In this 3-minute reading proposal, I would like to look for characteristics that can minimize an individual's uncertainty and complexity, starting with goal-setting methods using AI-inspired methods. The idea is to find key questions that can break down the complexity of desires, goals, expectations, or objectives. This could help create more solid missions, visions, values, objectives, tasks, or reassessments.
I want to study its scope with a focus on people who need more substantial improvements: young people in rehabilitation. [1]
I would like to help analyzing the potential flaws in this method and perhaps finding potential collaborators. To facilitate, I'm posting the claims made with llm here.[2] For now, I will continue with an illustrated introduction to acclimatize the idea of the method.
The irony: people tend to write their mission as functions… but they don’t even name their underlying dimensions.
I work with people in recovery who often struggle with mission, vision, values, and goal setting. Their objectives seem uncertain, overwhelming, and abstract with traditional approaches. However, there are uncertainty-friendly methods that can help identify key questions to simplify complex data, such as in a person's life.
The AIs were trained with our data and make mistakes similar to ours, such as bias, blackmail, and deception. That's why we've created incredible methods to correct them so they make fewer mistakes.
There are uncertainty-friendly methods that can help you find key questions to reduce complex data like a person's life. For example, the Fermi estimate allows a less error-prone approximation of the number of piano tuners in England without having any precise numbers. Starting with mayor data and doing some questions to refining:
How many people are there likely to be in the world?
How many people are there in Europe?
How many are interested in music?
How many musicians?
How many piano players?
How many tuners?
The idea is to ask key questions to reduce uncertainty and encourage user to seek evidence and make estimates and graphs.
Why not apply some of these methods to people who need extreme improvements?
We can then apply similar methods to narrow down the thousands of factors—operational, developmental, emotional, informational, social—that shape an individual's goals and subsequently establish a more accurate basis for self-assessment in an app. Are you interested in these topics?

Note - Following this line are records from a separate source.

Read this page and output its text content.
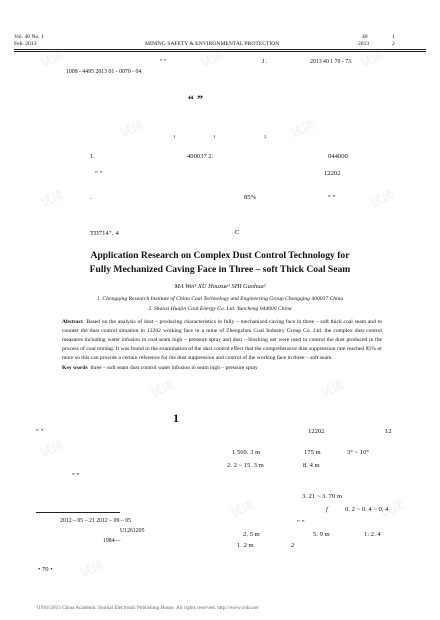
试读	试读	试读
试读	试读
试读	试读
试读	试读
试读
试读	试读
试读
Vol. 40 No. 1
Feb. 2013	MINING SAFETY & ENVIRONMENTAL PROTECTION
40	1
2013	2
“ ”	J .	2013 40 1 70 - 73.
1008 - 4495 2013 01 - 0070 - 04
“ ”
1	1	2
1.	400037 2.	044000
“ ”	12202
.	85%	“ ”
TD714⁺. 4	C
Application Research on Complex Dust Control Technology for
Fully Mechanized Caving Face in Three – soft Thick Coal Seam
MA Wei¹ XU Houxue¹ SHI Guohua²
1. Chongqing Research Institute of China Coal Technology and Engineering Group Chongqing 400037 China
2. Shanxi Huajin Coal Energy Co. Ltd. Yuncheng 044000 China
Abstract Based on the analysis of dust – producing characteristics in fully – mechanized caving face in three – soft thick coal seam and to counter the dust control situation in 12202 working face in a mine of Zhengzhou Coal Industry Group Co. Ltd. the complex dust control measures including water infusion in coal seam high – pressure spray and dust – blocking net were used to control the dust produced in the process of coal mining. It was found in the examination of the dust control effect that the comprehensive dust suppression rate reached 85% or more so this can provide a certain reference for the dust suppression and control of the working face in three – soft seam.
Key words three – soft seam dust control water infusion in seam high – pressure spray
1
“ ”	12202	12
1 569. 3 m	175 m	3° ~ 10°
2. 2 ~ 15. 3 m	8. 4 m
“ ”
3. 21 ~ 3. 70 m
f	0. 2 ~ 0. 4 ~ 0. 4
“ ”
2. 5 m	5. 9 m	1: 2. 4
1. 2 m	2
2012 – 05 – 21 2012 – 09 – 05
U1261205
1984—
• 70 •
?1994-2015 China Academic Journal Electronic Publishing House. All rights reserved. http://www.cnki.net
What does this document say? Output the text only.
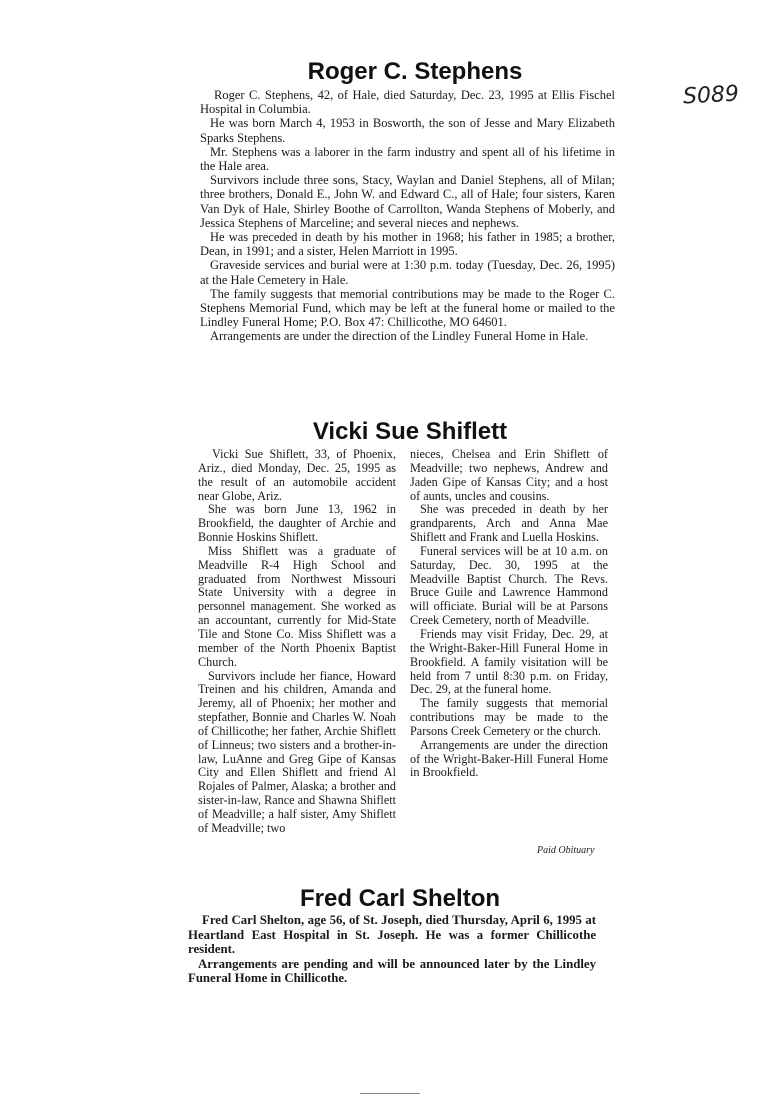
S089
Roger C. Stephens

Roger C. Stephens, 42, of Hale, died Saturday, Dec. 23, 1995 at Ellis Fischel Hospital in Columbia.

He was born March 4, 1953 in Bosworth, the son of Jesse and Mary Elizabeth Sparks Stephens.

Mr. Stephens was a laborer in the farm industry and spent all of his lifetime in the Hale area.

Survivors include three sons, Stacy, Waylan and Daniel Stephens, all of Milan; three brothers, Donald E., John W. and Edward C., all of Hale; four sisters, Karen Van Dyk of Hale, Shirley Boothe of Carrollton, Wanda Stephens of Moberly, and Jessica Stephens of Marceline; and several nieces and nephews.

He was preceded in death by his mother in 1968; his father in 1985; a brother, Dean, in 1991; and a sister, Helen Marriott in 1995.

Graveside services and burial were at 1:30 p.m. today (Tuesday, Dec. 26, 1995) at the Hale Cemetery in Hale.

The family suggests that memorial contributions may be made to the Roger C. Stephens Memorial Fund, which may be left at the funeral home or mailed to the Lindley Funeral Home; P.O. Box 47: Chillicothe, MO 64601.

Arrangements are under the direction of the Lindley Funeral Home in Hale.

Vicki Sue Shiflett

Vicki Sue Shiflett, 33, of Phoenix, Ariz., died Monday, Dec. 25, 1995 as the result of an automobile accident near Globe, Ariz.

She was born June 13, 1962 in Brookfield, the daughter of Archie and Bonnie Hoskins Shiflett.

Miss Shiflett was a graduate of Meadville R-4 High School and graduated from Northwest Missouri State University with a degree in personnel management. She worked as an accountant, currently for Mid-State Tile and Stone Co. Miss Shiflett was a member of the North Phoenix Baptist Church.

Survivors include her fiance, Howard Treinen and his children, Amanda and Jeremy, all of Phoenix; her mother and stepfather, Bonnie and Charles W. Noah of Chillicothe; her father, Archie Shiflett of Linneus; two sisters and a brother-in-law, LuAnne and Greg Gipe of Kansas City and Ellen Shiflett and friend Al Rojales of Palmer, Alaska; a brother and sister-in-law, Rance and Shawna Shiflett of Meadville; a half sister, Amy Shiflett of Meadville; two

nieces, Chelsea and Erin Shiflett of Meadville; two nephews, Andrew and Jaden Gipe of Kansas City; and a host of aunts, uncles and cousins.

She was preceded in death by her grandparents, Arch and Anna Mae Shiflett and Frank and Luella Hoskins.

Funeral services will be at 10 a.m. on Saturday, Dec. 30, 1995 at the Meadville Baptist Church. The Revs. Bruce Guile and Lawrence Hammond will officiate. Burial will be at Parsons Creek Cemetery, north of Meadville.

Friends may visit Friday, Dec. 29, at the Wright-Baker-Hill Funeral Home in Brookfield. A family visitation will be held from 7 until 8:30 p.m. on Friday, Dec. 29, at the funeral home.

The family suggests that memorial contributions may be made to the Parsons Creek Cemetery or the church.

Arrangements are under the direction of the Wright-Baker-Hill Funeral Home in Brookfield.

Paid Obituary
Fred Carl Shelton

Fred Carl Shelton, age 56, of St. Joseph, died Thursday, April 6, 1995 at Heartland East Hospital in St. Joseph. He was a former Chillicothe resident.

Arrangements are pending and will be announced later by the Lindley Funeral Home in Chillicothe.
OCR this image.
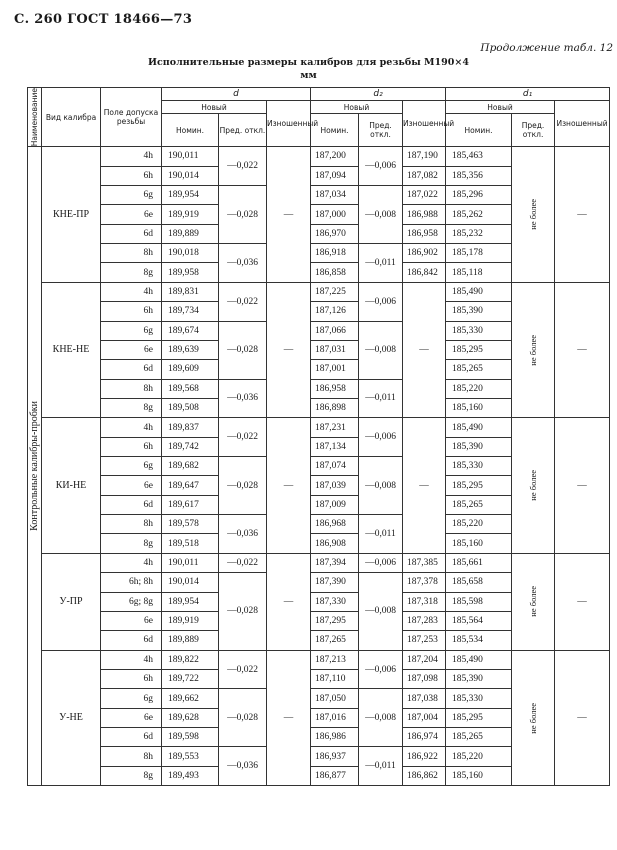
С. 260 ГОСТ 18466—73
Продолжение табл. 12
Исполнительные размеры калибров для резьбы М190×4
мм
Наименование	Вид калибра	Поле допуска резьбы	d			d₂			d₁			
			Новый		Изношенный	Новый		Изношенный	Новый		Изношенный	
			Номин.	Пред. откл.		Номин.	Пред. откл.		Номин.	Пред. откл.		

Контрольные калибры-пробки	КНЕ-ПР	4h	190,011	—0,022	—	187,200	—0,006	187,190	185,463	не более	—	
		6h	190,014			187,094		187,082	185,356			
		6g	189,954	—0,028		187,034	—0,008	187,022	185,296			
		6e	189,919			187,000		186,988	185,262			
		6d	189,889			186,970		186,958	185,232			
		8h	190,018	—0,036		186,918	—0,011	186,902	185,178			
		8g	189,958			186,858		186,842	185,118			
	КНЕ-НЕ	4h	189,831	—0,022	—	187,225	—0,006	—	185,490	не более	—	
		6h	189,734			187,126			185,390			
		6g	189,674	—0,028		187,066	—0,008		185,330			
		6e	189,639			187,031			185,295			
		6d	189,609			187,001			185,265			
		8h	189,568	—0,036		186,958	—0,011		185,220			
		8g	189,508			186,898			185,160			
	КИ-НЕ	4h	189,837	—0,022	—	187,231	—0,006	—	185,490	не более	—	
		6h	189,742			187,134			185,390			
		6g	189,682	—0,028		187,074	—0,008		185,330			
		6e	189,647			187,039			185,295			
		6d	189,617			187,009			185,265			
		8h	189,578	—0,036		186,968	—0,011		185,220			
		8g	189,518			186,908			185,160			
	У-ПР	4h	190,011	—0,022	—	187,394	—0,006	187,385	185,661	не более	—	
		6h; 8h	190,014	—0,028		187,390	—0,008	187,378	185,658			
		6g; 8g	189,954			187,330		187,318	185,598			
		6e	189,919			187,295		187,283	185,564			
		6d	189,889			187,265		187,253	185,534			
	У-НЕ	4h	189,822	—0,022	—	187,213	—0,006	187,204	185,490	не более	—	
		6h	189,722			187,110		187,098	185,390			
		6g	189,662	—0,028		187,050	—0,008	187,038	185,330			
		6e	189,628			187,016		187,004	185,295			
		6d	189,598			186,986		186,974	185,265			
		8h	189,553	—0,036		186,937	—0,011	186,922	185,220			
		8g	189,493			186,877		186,862	185,160			
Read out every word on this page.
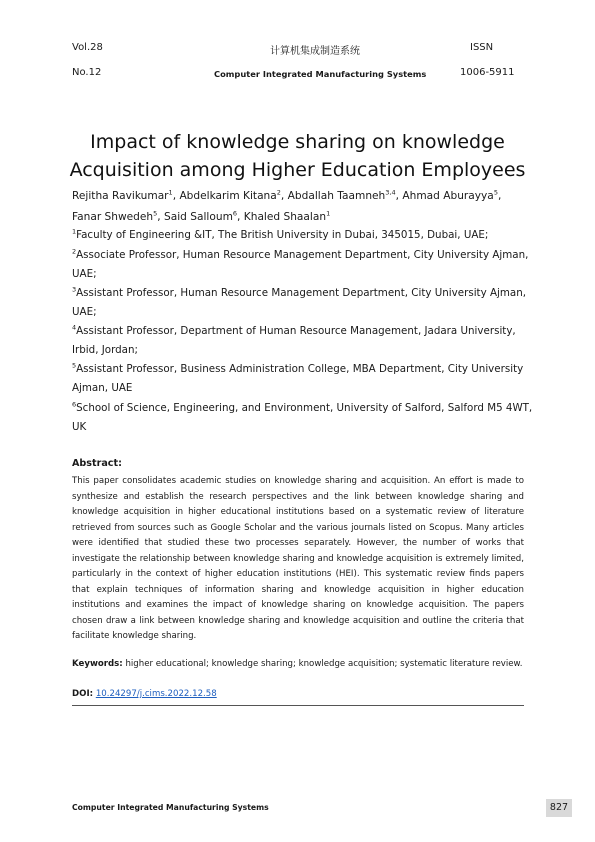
Vol.28	计算机集成制造系统	ISSN
No.12	Computer Integrated Manufacturing Systems	1006-5911
Impact of knowledge sharing on knowledge
Acquisition among Higher Education Employees
Rejitha Ravikumar$^1$, Abdelkarim Kitana$^2$, Abdallah Taamneh$^{3,4}$, Ahmad Aburayya$^5$,
Fanar Shwedeh$^5$, Said Salloum$^6$, Khaled Shaalan$^1$
$^1$Faculty of Engineering &IT, The British University in Dubai, 345015, Dubai, UAE;
$^2$Associate Professor, Human Resource Management Department, City University Ajman, UAE;
$^3$Assistant Professor, Human Resource Management Department, City University Ajman, UAE;
$^4$Assistant Professor, Department of Human Resource Management, Jadara University, Irbid, Jordan;
$^5$Assistant Professor, Business Administration College, MBA Department, City University Ajman, UAE
$^6$School of Science, Engineering, and Environment, University of Salford, Salford M5 4WT, UK
Abstract:
This paper consolidates academic studies on knowledge sharing and acquisition. An effort is made to synthesize and establish the research perspectives and the link between knowledge sharing and knowledge acquisition in higher educational institutions based on a systematic review of literature retrieved from sources such as Google Scholar and the various journals listed on Scopus. Many articles were identified that studied these two processes separately. However, the number of works that investigate the relationship between knowledge sharing and knowledge acquisition is extremely limited, particularly in the context of higher education institutions (HEI). This systematic review finds papers that explain techniques of information sharing and knowledge acquisition in higher education institutions and examines the impact of knowledge sharing on knowledge acquisition. The papers chosen draw a link between knowledge sharing and knowledge acquisition and outline the criteria that facilitate knowledge sharing.
Keywords: higher educational; knowledge sharing; knowledge acquisition; systematic literature review.
DOI: 10.24297/j.cims.2022.12.58
Computer Integrated Manufacturing Systems	827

With that introduction, I'd like to find people interested in setting personal goals and analyzing moments using information theory and know if I can use it as a good first step to create a personal planner for users to define goals using information theory, which I'm currently calling: keyMetas.
Each part of the project will be sent separately: latent value model (informational and evolutionary basis), scientific study model, open-source app on GitHub with theoretical framework and scoring formulas.
Attention: The post’s idea could be a promising as an organizing metaphor and a design pattern; however, it is not a validated therapeutic intervention. For the intended population (young people in rehabilitation) clinical oversight, IRB or ethics review, and rigorous testing are essential before deployment. The AI-compression analogy should not be treated as empirical evidence that human goals can be compactly represented without loss — it is primarily a conceptual guide.